Guest-host complexes of spin-labeled cholesterol analogs with cyclodextrins: EPR study and quantum-chemical calculations

Abstract

Guest-host complexes of spin-labeled cholesterol analogs, 3-doxyl androstane (ASL) and 3-doxylcholestane (CSL) with hydroxypropyl-β-cyclodextrin (hpbCD) and methyl-β-cyclodextrin (mbCD), have been synthesized for the first time. The compositions (stoichiometry) and binding constants of these complexes were determined using the solubility method and numerical simulation of binding isotherms. Complexes of ASL with hpbCD and mbCD are predominantly equimolar, while complexes of CSL with both cyclodextrins predominantly have the 1: 2 stoichiometry. The binding constants of both guest molecules with mbCD are greater than with hpbCD, evidently due to the greater size of the hydrophobic cavity in the former case. Dynamic structural parameters have been determined, including the rate constants of spin exchange with paramagnetic nickel ions and the hydrophobicity of the guest reporter NO group environment.
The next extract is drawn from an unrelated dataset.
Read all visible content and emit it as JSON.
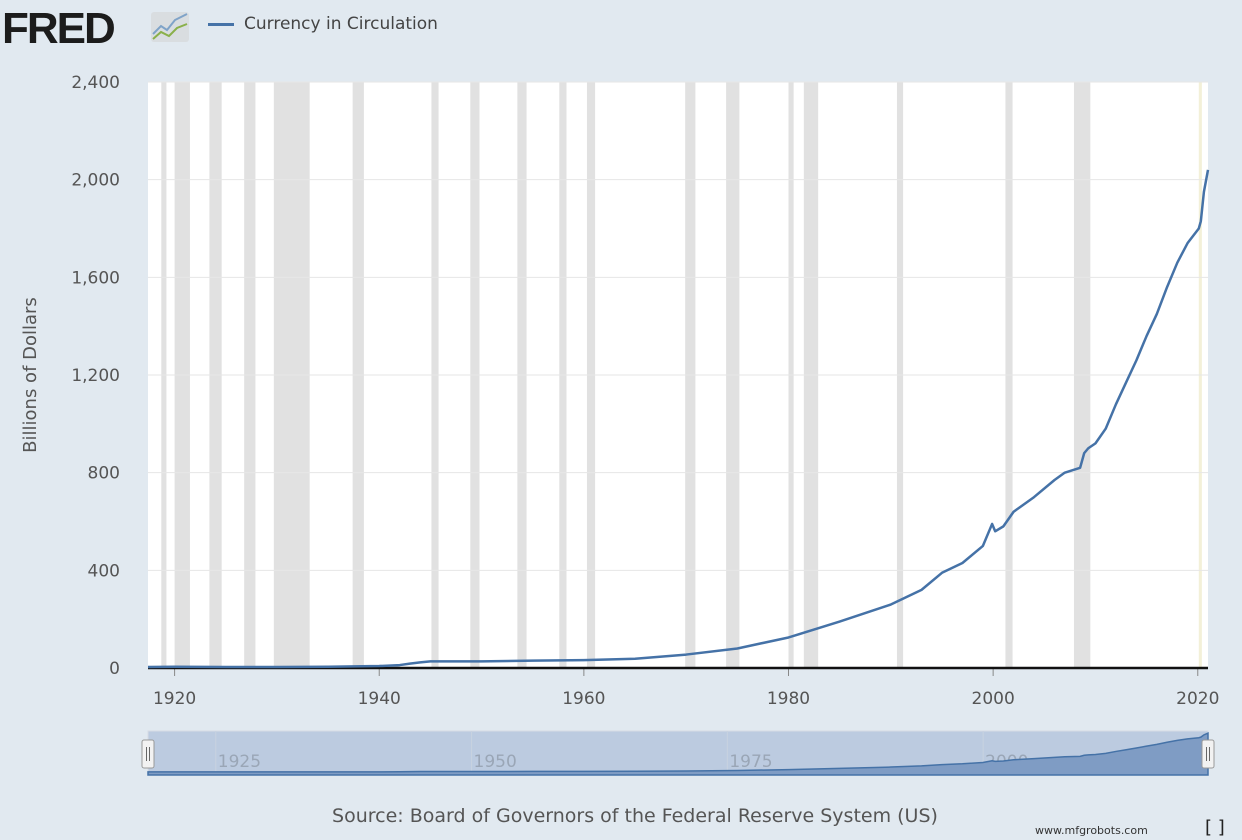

These results indicate that the NO groups occur inside the cyclodextrin cavity at the cavity-water boundary rather than in the aqueous phase. Quantumchemical calculations using the PM3 method have been performed in order to establish the most stable (energetically favorable) structures of all complexes. The results of this analysis agree qualitatively with experimental data on the spin exchange and the hydrophobicity of the NO group environment. The axial and off-axial rotational diffusion coefficients of complexes (with respect to their long and short axes, respectively) have been determined from numerically modeled EPR spectra. The hydrodynamic dimensions of complexes evaluated from these parameters are indicative of the formation of their associates with water molecules and free cyclodextrin molecules in aqueous solutions.